Il decreto fiscale traccia i confini tra trasferta e trasfertismo del lavoratore
Ci son voluti quasi vent'anni per risolvere un problema che forse non esisteva. Il tema del cosiddetto “trasfertismo” aveva il pregio di essere stato introdotto con una sentenza della Corte costituzionale (n. 239 del 13 maggio 1993) che aveva associato la definizione a quelle figure professionali che svolgevano la propria attività in luoghi sempre variabili e diversi.
Anche in risposta a tale qualificata definizione, la riforma Visco con il Dlgs n. 314/97 ha introdotto una distinzione di trattamento tra il regime fiscale della trasferta rispetto al trasfertismo, il regime da applicarsi alle attività svolte in luoghi sempre variabili e diversi. Tale fattispecie è stata associata dalla circolare n. 326 del 1997 alla volontà delle parti contrattuali di fissare o meno una sede di lavoro, da rendere evidente nella lettera di assunzione.
La declinazione formalista del trasfertismo, surrogata nella lettera di assunzione del riferimento a una sede di lavoro, è stata contestata dall'Inps a livello territoriale, in autonomia (e contrasto) rispetto alle indicazioni fornite a livello centrale.
La direzione nazionale Inps, infatti, con messaggio n. 27271 del 5 dicembre 2008, aveva delineato il cosiddetto trasfertismo ma, non esistendo una normativa e una definizione specifica, si è resa legittima un'autonoma interpretazione dei fatti accertati e la maggiore applicazione dell'articolo 51,comma 6, del Tuir.
Cosa prevede il Tuir
L'articolo 51, comma 6 del Tuir dispone che «le indennità e le maggiorazioni di retribuzione spettanti ai lavoratori tenuti per contratto all'espletamento delle attività lavorative in luoghi sempre variabili e diversi, anche se corrisposte con carattere di continuità, le indennità di navigazione e di volo previste dalla legge o dal contratto collettivo, nonché le indennità di cui all'articolo 133 del decreto del Presidente della Repubblica 15 dicembre 1959, n. 1229 concorrono a formare il reddito nella misura del 50 per cento del loro ammontare.
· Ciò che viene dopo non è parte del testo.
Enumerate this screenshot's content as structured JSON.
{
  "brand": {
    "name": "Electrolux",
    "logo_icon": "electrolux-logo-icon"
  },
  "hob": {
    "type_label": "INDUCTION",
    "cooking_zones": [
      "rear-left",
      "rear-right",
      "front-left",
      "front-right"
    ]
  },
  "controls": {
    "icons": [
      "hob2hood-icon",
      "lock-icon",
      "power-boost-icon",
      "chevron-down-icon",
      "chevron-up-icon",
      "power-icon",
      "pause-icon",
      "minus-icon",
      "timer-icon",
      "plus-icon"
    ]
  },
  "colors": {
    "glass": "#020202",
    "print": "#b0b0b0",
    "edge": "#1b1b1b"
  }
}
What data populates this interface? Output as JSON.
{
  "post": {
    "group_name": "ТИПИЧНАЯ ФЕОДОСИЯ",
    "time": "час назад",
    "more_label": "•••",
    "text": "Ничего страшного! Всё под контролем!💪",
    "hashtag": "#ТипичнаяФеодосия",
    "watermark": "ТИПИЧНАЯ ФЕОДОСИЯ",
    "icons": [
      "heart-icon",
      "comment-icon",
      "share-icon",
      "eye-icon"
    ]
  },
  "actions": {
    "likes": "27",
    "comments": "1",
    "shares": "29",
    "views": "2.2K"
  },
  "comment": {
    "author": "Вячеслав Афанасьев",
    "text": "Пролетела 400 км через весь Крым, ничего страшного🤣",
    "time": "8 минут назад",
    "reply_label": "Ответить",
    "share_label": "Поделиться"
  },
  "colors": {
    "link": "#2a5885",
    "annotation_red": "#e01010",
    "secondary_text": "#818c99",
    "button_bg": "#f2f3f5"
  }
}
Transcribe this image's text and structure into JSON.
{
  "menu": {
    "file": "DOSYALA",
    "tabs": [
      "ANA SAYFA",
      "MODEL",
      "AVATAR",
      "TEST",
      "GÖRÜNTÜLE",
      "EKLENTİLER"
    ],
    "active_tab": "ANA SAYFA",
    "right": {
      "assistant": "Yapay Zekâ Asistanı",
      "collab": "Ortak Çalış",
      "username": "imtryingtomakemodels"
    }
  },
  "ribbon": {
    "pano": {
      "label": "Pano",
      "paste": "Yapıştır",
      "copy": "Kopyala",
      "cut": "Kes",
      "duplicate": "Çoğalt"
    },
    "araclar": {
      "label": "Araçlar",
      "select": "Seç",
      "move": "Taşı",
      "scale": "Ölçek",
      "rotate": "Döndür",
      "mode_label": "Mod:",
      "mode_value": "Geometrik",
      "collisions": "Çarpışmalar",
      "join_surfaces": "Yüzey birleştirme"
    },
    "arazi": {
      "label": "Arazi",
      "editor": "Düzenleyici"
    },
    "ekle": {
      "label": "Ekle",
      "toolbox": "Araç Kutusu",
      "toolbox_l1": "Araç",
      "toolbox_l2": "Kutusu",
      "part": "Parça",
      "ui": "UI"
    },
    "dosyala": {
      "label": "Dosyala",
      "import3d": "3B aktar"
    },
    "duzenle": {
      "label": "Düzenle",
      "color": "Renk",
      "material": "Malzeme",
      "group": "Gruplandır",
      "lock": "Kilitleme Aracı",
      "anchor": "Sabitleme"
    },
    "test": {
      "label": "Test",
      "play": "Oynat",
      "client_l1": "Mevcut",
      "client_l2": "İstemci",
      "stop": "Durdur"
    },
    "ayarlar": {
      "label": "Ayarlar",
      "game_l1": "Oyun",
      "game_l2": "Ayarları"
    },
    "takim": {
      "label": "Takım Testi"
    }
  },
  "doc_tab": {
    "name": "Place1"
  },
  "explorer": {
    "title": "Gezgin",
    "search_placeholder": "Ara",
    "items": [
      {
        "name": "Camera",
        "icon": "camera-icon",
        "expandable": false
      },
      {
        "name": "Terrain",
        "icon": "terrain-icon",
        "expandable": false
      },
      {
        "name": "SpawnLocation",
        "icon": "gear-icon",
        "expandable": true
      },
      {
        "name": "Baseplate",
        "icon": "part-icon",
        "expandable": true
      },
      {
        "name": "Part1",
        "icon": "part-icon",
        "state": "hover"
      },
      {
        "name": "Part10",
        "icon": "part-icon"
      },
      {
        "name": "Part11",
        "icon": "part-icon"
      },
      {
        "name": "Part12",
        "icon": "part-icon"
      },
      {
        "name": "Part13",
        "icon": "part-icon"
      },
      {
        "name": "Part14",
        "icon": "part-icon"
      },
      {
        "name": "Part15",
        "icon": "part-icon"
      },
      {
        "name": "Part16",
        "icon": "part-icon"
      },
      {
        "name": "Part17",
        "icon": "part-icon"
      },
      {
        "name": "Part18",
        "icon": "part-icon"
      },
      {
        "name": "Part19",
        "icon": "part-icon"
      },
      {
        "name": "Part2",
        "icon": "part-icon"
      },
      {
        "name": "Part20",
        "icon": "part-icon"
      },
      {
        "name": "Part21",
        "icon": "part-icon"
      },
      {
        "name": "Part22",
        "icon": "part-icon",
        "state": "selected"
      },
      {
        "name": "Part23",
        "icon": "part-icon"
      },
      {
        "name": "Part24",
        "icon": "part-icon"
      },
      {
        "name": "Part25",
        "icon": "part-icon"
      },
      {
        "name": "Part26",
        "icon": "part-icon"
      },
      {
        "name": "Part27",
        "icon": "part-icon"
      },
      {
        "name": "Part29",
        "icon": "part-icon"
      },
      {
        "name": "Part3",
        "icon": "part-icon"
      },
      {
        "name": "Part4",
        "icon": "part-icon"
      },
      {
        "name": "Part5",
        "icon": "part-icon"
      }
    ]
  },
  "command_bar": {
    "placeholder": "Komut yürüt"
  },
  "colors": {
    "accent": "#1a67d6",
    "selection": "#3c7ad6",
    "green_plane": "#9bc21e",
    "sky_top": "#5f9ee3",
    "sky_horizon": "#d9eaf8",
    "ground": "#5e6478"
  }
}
Con decreto del Ministro delle finanze, di concerto con il Ministro del lavoro e della previdenza sociale, possono essere individuate categorie di lavoratori e condizioni di applicabilità della presente disposizione».
Tale norma fu interpretata dall'allora ministero delle Finanze con la già citata circolare n. 326 del 1997, che ha radicato la distinzione su uno schema pattizio: il datore poteva assegnare o negare una sede di lavoro al lavoratore subordinato e tale espressione di volontà poteva essere provata attraverso la lettera di assunzione.
Agli stessi parametri è stata vincolata l'attività di interpretazione ufficiale dell'Inps a livello centrale, con eccezioni da parte dei servizi ispettivi operanti sul territorio che hanno favorito un contenzioso ottenendo spesso il riconoscimento delle proprie ragioni.
A partire dal 2012, si è sviluppato un orientamento giurisprudenziale (valga per tutte la sentenza Cass. civ. Sez. lavoro, 07/10/2013, n. 22796) secondo cui la natura del trasfertista discende dalla effettiva modalità di svolgimento della prestazione di lavoro e, in particolare, dall'assenza di un luogo di lavoro abituale.
In base a tale principio, sono stati considerati legittimi quei recuperi contributivi attuati dall'Inps, in particolare nel settore edile e manutenzione metalmeccanica, in relazione alle trasferte riconosciute a lavoratori privi di una sede di lavoro abituale.
La norma di interpretazione autentica
Il nuovo articolo 7 quinquies inserito nel Dl n. 193/2016 definisce i trasfertisti come quei lavoratori par i quali contestualmente sussistono tre requisiti: 1) assenza della sede di lavoro espressamente indicata nel contratto o nella lettera di assunzione; 2) continua mobilità per esigenze lavorative; 3) indennità fissa in relazione alle attività di cui al punto precedente, a prescindere dalla verifica dell'attività effettivamente svolta.
A migliore chiarezza, la nuova norma chiarisce che ai soggetti che non presentano i predetti requisiti si applicano le disposizioni relative alle trasferte, regolate dal comma 5 dell'articolo 51, Tuir.
Servono ancora alcuni giorni per ottenere la conversione del decreto e potere, quindi, considerare archiviata la diatriba. Si potranno, dunque, rimettere indietro le lancette di vent'anni, visto e considerato che la norma di interpretazione autentica riproduce le indicazioni già formulate con la circolare n. 326 del 1997.